Board Chair Ken Boyd, who presided over and moderated a community discussion last month about the lighting issue, said that plans made for McIntire Park were done solely by the city without much communication between the two agencies.
“This decision by the city is going to cost us a lot of money,” said Boyd.
“The Board of Supervisors rightly determined that you cannot separate lights at Darden Towe and the destruction of McIntire Park,” says Clara Belle Wheeler, an outspoken critic of the plan. “The two are linked. You cannot consider one and not the other and I think that was their discussion.”
Mike Svetz, director of the city’s Department of Parks and Recreation, said that the YMCA controversy only accelerated the issue of lighting at Darden Towe Park in view of the growing demand for more available fields.
The city looked at different locations for the YMCA, he said, but narrowed down its options to McIntire Park because, among other things, it addressed parking needs and it was “as close as possible to Charlottesville High School,” he said. Svetz said that in view of the upcoming design review process, the city is open to discuss and revisit the master plan.
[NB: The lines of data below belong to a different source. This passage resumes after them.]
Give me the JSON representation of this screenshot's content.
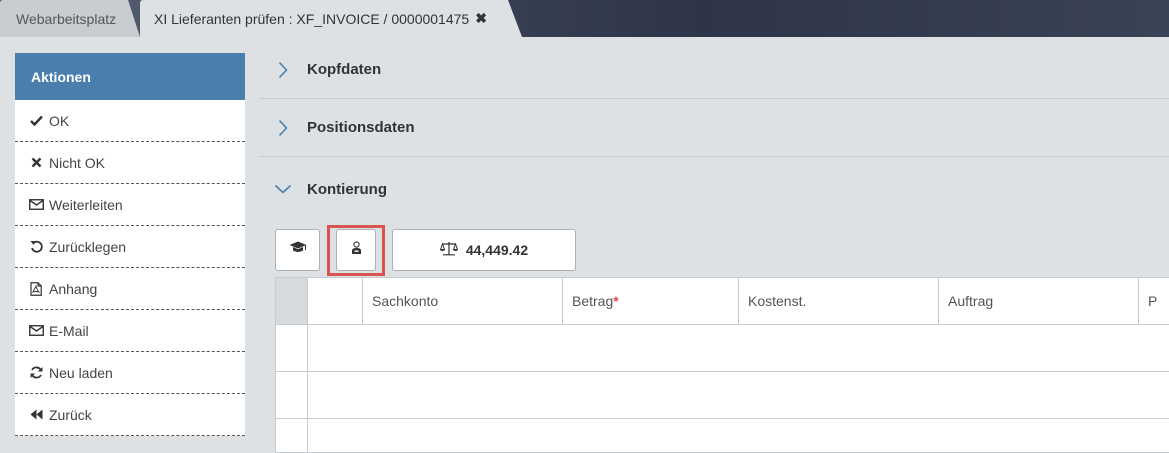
{
  "tabs": [
    {
      "label": "Webarbeitsplatz",
      "active": false
    },
    {
      "label": "XI Lieferanten prüfen : XF_INVOICE / 0000001475",
      "active": true,
      "close": "✖"
    }
  ],
  "sidebar": {
    "header": "Aktionen",
    "items": [
      {
        "label": "OK",
        "icon": "check-icon"
      },
      {
        "label": "Nicht OK",
        "icon": "x-icon"
      },
      {
        "label": "Weiterleiten",
        "icon": "envelope-icon"
      },
      {
        "label": "Zurücklegen",
        "icon": "undo-icon"
      },
      {
        "label": "Anhang",
        "icon": "pdf-file-icon"
      },
      {
        "label": "E-Mail",
        "icon": "envelope-icon"
      },
      {
        "label": "Neu laden",
        "icon": "refresh-icon"
      },
      {
        "label": "Zurück",
        "icon": "backward-icon"
      }
    ]
  },
  "sections": [
    {
      "label": "Kopfdaten",
      "expanded": false
    },
    {
      "label": "Positionsdaten",
      "expanded": false
    },
    {
      "label": "Kontierung",
      "expanded": true
    }
  ],
  "toolbar": {
    "amount": "44,449.42"
  },
  "grid": {
    "columns": [
      "Sachkonto",
      "Betrag",
      "Kostenst.",
      "Auftrag",
      "P"
    ],
    "required_marker": "*",
    "rows": 3
  },
  "colors": {
    "accent": "#4a7fad",
    "highlight": "#d9534f"
  }
}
Bob Fenwick, who has created the website www.savemcintire.com, is happy about the Board’s non-action. “We will take any victory to slow down this heavily shortsighted decision by the city,” he says. What Fenwick and others oppose is the destruction of a free and open park by building a facility that would be better served somewhere else. “McIntire Park is Charlottesville’s Central Park,” said Fenwick.
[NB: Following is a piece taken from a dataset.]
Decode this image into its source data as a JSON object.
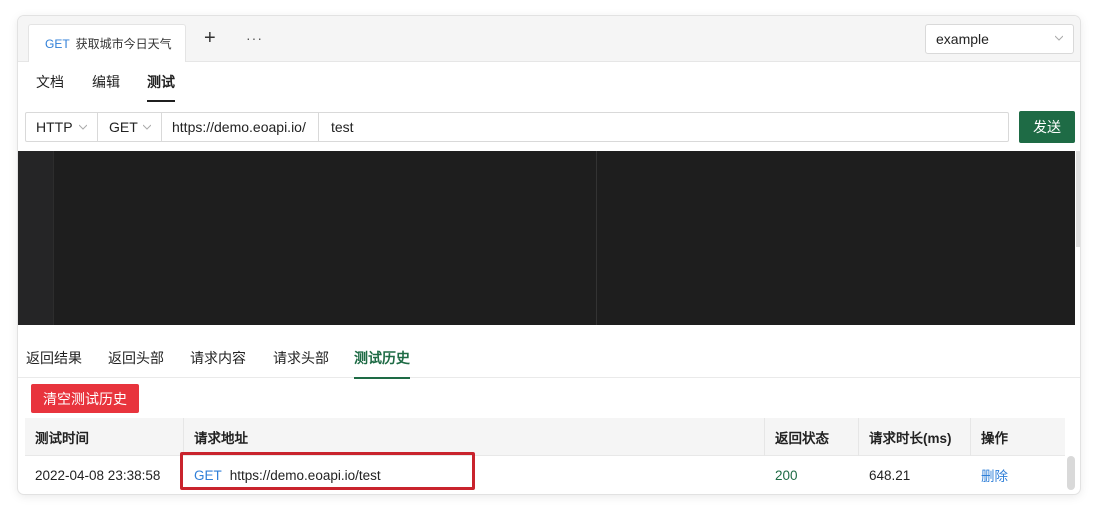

But Kurt Krueger, chairman of the Piedmont YMCA’s board of directors, told supervisors that the notion that the YMCA building is the sole cause for the elimination of the softball fields is incorrect. One of the proposed designs has the Y built across from the existing parking, he said in an interview, leaving the softball fields untouched.
Regardless of what is decided between the city and county about McIntire Park, Mullaney says it is imperative to consider the current financial situation. “I do not believe funding would have been available any sooner had we gotten formal approval to light the Towe fields” at the meeting, he said.
The total cost of lighting Darden Towe ranges between $550,000 and $750,000. Because of the portion of users, the county would pay 70 percent, and the city 30 percent.
The 2007 Darden Towe Park agreement requires that both city and county agree on the decision to light any competitive sport at the park. City Council will have a public hearing on the issue in November.